Baked Tortellini Alfredo With Mushrooms

If you are ever in a rush and need the makings of quick, satisfying meal, pick up a package of refrigerated tortellini from your grocery store. You can cook it up and add a convenient jarred sauce, make your own alfredo sauce, or drizzle the pasta with olive oil and spices, and top with cherry tomatoes. You get the picture - tortellini to the rescue. For this super-fast variation of tortellini alfredo (dinner in under 25 minutes? Done!) we start this skillet supper by cooking down a package of cremini mushrooms. Let the mushrooms cook all the way to allow excess moisture to evaporate. For a rich, thick sauce, use a mixture of heavy cream and whole milk for added richness. While pre-shredded parmesan cheese is very convenient, for best results shred your own. Pre-shredded cheese is often coated with preservatives to prevent clumping, which also keeps it from thoroughly melting. After a quick crisp under the broiler, you are ready to serve this baked tortellini alfredo right from the skillet.

Baked Tortellini Alfredo with Mushrooms
Photo: Antonis Achilleos; Prop Styling: Christine Keely; Food Styling: Emily Nabors Hall
Cook Time:
10 mins
Active Time:
15 mins
Total Time:
25 mins


  • ¼ cup unsalted butter 

  • 1 (8-oz.) pkg. cremini mushrooms, sliced (4 cups sliced)

  • 2 garlic cloves, minced (about 2 tsp.)
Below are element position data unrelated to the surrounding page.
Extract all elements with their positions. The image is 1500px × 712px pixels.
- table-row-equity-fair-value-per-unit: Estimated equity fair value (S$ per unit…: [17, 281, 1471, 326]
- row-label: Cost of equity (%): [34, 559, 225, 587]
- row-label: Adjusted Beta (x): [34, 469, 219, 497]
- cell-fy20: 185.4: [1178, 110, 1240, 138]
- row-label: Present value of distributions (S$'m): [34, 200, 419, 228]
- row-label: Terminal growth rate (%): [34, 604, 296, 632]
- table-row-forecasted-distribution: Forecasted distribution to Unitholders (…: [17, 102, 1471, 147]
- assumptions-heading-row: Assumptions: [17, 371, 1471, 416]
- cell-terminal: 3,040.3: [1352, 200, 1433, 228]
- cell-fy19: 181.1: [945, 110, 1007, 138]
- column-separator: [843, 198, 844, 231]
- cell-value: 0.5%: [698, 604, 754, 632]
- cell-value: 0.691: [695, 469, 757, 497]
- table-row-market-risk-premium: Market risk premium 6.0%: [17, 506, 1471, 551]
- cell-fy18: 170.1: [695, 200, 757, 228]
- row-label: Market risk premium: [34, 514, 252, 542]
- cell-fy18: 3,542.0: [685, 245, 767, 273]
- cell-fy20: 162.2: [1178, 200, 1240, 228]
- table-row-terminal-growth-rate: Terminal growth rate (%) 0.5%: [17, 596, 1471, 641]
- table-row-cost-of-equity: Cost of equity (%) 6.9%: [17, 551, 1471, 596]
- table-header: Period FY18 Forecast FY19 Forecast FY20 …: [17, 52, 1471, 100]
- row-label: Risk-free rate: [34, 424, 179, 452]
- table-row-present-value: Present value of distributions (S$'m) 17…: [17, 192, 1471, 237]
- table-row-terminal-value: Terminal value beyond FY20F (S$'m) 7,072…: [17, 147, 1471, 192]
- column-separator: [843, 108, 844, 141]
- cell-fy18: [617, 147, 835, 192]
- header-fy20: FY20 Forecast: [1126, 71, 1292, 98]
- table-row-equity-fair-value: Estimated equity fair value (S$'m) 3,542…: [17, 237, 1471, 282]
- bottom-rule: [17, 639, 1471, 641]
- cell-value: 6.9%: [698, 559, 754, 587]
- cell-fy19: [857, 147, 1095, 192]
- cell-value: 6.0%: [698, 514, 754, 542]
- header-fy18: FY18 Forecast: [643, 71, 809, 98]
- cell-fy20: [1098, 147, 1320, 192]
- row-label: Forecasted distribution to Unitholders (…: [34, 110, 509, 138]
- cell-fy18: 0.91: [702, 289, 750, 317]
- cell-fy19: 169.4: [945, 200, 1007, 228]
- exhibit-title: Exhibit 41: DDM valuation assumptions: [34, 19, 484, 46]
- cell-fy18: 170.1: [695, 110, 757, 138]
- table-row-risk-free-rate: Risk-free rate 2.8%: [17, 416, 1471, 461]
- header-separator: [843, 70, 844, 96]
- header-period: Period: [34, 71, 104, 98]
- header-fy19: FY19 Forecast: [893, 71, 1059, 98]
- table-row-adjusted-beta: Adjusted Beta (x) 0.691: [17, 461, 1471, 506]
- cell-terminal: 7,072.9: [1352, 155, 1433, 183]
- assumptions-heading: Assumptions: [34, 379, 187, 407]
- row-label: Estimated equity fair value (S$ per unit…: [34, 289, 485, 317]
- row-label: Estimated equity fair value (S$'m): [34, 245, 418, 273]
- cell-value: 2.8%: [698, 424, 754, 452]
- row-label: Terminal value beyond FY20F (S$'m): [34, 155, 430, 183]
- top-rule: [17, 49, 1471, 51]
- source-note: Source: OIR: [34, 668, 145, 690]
  • 1 cup heavy whipping cream

  • ½ cup whole milk

  • ½ teaspoon kosher salt

  • ¼ teaspoon black pepper

  • ¼ teaspoon ground nutmeg

  • 8 ounces Parmesan cheese, finely shredded (about 2 cups), divided

  • 2 (8-oz.) pkg. refrigerated three-cheese tortellini (such as Buitoni), cooked according to pkg. directions 

  • 2 tablespoons chopped fresh flat-leaf parsley


  1. Preheat oven to broil with rack 8 inches from heat. Melt butter in a 10-inch ovenproof skillet over medium. Add mushrooms in even layer, and cook, undisturbed, 4 minutes. Stir and continue cooking, stirring occasionally, until golden brown, about 4 minutes. Stir in garlic. Cook, stirring constantly, until fragrant, about 1 minute.

  2. Stir in cream and milk; bring to a simmer over medium, stirring occasionally. Cook, stirring often, until slightly thickened, about 8 minutes. Stir in salt, pepper, nutmeg, and 1 ¾ cups of the Parmesan until smooth.

  3. Stir in cooked tortellini until coated. Sprinkle with remaining ¼ cup Parmesan. Broil in preheated oven until sauce is bubbly and cheese is light golden brown, 3 to 5 minutes. Sprinkle with parsley.